As smart and popular as Google may be, the success of Chrome OS is not a fait accompli. Sometimes the smartest and most popular kid at school simply falls on his face. Google Chrome OS could very well turn out to be that kid.

Will Chrome OS be the promising upstart that fails to thrive in the real world? It's much too early to tell, but here are five reasons that Chrome OS could fail:

1. Netbooks aren't the world

Netbooks may be important, but they remain a tiny part of the world's PC sales. Google's bet is predicated on strong demand for weak computers. It also takes advantage of a kink in Microsoft's armor: MS actually needs to sell its operating systems while Google can, for now, afford to just give Chrome away.

However, operating systems have been given away for years now and Microsoft has persisted. Linux accounts for about 1 percent of the OS market today, and has already lost the battle for netbooks. And there is a reason for that: It isn't Windows.

Google is counting on users of small computers not being tied to specific applications and being willing to accept low cost and, perhaps, ease of use over a more familiar and more powerful environment.

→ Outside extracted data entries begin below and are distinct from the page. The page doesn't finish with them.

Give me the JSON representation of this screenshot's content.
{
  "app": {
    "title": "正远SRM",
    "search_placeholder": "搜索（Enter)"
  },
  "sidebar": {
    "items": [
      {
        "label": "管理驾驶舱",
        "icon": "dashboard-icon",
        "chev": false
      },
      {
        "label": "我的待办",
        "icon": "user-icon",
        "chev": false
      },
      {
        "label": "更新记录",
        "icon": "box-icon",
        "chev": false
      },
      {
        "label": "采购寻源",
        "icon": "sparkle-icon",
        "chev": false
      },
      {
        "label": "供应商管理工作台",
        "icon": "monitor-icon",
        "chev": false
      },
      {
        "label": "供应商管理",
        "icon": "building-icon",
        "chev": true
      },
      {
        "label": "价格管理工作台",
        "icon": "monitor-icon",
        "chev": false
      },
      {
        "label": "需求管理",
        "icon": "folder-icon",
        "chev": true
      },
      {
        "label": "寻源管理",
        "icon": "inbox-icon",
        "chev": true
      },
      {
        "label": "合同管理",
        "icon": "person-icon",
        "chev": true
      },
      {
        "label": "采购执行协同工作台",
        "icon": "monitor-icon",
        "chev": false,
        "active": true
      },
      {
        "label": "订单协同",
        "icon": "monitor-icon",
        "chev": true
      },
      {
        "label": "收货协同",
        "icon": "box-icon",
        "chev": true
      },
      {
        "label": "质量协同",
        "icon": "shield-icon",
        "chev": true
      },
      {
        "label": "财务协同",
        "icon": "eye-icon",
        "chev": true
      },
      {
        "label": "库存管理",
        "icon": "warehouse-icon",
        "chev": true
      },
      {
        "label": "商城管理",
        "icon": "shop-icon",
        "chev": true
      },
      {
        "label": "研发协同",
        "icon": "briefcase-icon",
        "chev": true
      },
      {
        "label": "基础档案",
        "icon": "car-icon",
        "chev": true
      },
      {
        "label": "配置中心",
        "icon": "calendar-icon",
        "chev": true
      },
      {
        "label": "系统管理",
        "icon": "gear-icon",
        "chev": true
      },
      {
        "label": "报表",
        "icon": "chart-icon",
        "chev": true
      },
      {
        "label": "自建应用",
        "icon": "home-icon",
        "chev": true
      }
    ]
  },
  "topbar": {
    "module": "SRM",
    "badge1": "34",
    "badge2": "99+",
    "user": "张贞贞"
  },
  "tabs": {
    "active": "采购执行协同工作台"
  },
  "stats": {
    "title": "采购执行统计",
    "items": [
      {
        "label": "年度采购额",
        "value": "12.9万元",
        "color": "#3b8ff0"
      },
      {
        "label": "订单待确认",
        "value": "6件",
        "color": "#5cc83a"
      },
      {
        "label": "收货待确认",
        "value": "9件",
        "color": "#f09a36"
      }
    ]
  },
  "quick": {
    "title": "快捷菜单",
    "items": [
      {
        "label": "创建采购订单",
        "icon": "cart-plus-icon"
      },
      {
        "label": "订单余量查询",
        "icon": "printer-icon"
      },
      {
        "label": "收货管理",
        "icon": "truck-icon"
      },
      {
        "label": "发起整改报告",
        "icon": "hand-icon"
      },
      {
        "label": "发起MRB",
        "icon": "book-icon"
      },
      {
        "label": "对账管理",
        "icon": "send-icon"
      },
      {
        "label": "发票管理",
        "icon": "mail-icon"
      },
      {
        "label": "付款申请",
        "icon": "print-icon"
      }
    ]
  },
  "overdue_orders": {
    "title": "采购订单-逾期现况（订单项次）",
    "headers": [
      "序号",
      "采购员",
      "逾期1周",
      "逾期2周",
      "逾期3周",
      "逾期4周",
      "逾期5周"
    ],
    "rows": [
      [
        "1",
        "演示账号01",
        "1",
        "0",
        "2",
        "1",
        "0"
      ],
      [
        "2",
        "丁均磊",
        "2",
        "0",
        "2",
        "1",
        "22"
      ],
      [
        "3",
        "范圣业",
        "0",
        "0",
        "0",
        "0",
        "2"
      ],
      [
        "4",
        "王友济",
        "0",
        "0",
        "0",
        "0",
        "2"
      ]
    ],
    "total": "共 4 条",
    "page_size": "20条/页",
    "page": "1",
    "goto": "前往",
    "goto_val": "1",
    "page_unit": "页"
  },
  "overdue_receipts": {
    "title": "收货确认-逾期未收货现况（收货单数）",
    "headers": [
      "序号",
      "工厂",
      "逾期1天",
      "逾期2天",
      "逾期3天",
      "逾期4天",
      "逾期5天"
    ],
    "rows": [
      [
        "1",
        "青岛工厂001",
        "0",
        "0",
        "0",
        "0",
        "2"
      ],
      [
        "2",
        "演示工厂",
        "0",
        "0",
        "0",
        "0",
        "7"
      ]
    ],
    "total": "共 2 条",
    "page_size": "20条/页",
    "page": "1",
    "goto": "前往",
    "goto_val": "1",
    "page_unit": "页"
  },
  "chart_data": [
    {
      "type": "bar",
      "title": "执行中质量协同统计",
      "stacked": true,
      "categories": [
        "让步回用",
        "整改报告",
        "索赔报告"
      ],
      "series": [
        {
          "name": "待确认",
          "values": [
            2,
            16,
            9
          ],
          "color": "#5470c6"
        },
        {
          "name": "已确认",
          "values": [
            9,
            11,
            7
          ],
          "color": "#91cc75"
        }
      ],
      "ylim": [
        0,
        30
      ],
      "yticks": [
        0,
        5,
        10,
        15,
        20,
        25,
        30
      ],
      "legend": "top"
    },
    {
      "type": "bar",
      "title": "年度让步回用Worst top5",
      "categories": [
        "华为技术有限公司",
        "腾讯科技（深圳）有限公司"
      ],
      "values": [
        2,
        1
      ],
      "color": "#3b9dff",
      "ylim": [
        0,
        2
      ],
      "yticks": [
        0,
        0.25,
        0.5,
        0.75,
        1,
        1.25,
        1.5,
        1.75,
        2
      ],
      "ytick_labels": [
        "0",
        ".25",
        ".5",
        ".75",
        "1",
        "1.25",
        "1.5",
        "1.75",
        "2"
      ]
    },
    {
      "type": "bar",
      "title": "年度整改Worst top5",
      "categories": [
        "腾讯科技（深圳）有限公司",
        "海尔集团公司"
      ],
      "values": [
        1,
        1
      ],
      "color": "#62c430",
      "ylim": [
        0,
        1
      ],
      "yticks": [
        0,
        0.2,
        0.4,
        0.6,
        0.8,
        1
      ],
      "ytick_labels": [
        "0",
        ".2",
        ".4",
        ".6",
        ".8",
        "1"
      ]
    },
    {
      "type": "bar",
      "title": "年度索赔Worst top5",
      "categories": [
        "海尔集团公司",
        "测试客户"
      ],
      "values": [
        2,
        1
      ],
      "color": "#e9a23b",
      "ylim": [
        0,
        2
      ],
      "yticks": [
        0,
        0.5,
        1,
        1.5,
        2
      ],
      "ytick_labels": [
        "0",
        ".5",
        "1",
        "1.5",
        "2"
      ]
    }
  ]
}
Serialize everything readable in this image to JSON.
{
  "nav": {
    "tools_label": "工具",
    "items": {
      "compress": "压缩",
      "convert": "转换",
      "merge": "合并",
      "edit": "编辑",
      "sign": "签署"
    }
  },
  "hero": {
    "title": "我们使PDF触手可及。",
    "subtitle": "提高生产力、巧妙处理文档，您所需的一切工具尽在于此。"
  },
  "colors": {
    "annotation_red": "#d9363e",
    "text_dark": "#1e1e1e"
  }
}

Some doubtless are, but enough to really challenge Microsoft? Not anytime soon.

2. Microsoft Can Shoot to Kill

I'm Steve Ballmer and here's what I say: Windows 7 NB (for netbooks) will be free through all of 2010. Starting right now. Anything Google can do, Microsoft can--at least theoretically--do better. Google wants to give away a netbook operating system? So can Microsoft.

It will be hard for regulators to complain as Microsoft is now reacting to a powerful competitor's frontal assault on Windows. And placing and end date on the freebie--which can always be extended--allows MS to charge once Chrome is vanquished.

But, does Microsoft even have to do this? No. There is strong evidence--Linux on netbooks, for example--that Microsoft can still successfully charge for what other's give away.

Do not underestimate what can happen when Microsoft gets mad. The company's biggest enemy in recent years has been itself. A new external threat may help Ballmer & Co. sharpen their thinking and respond like an angry immune system to isolate and overwhelm a foreign organism, like Google.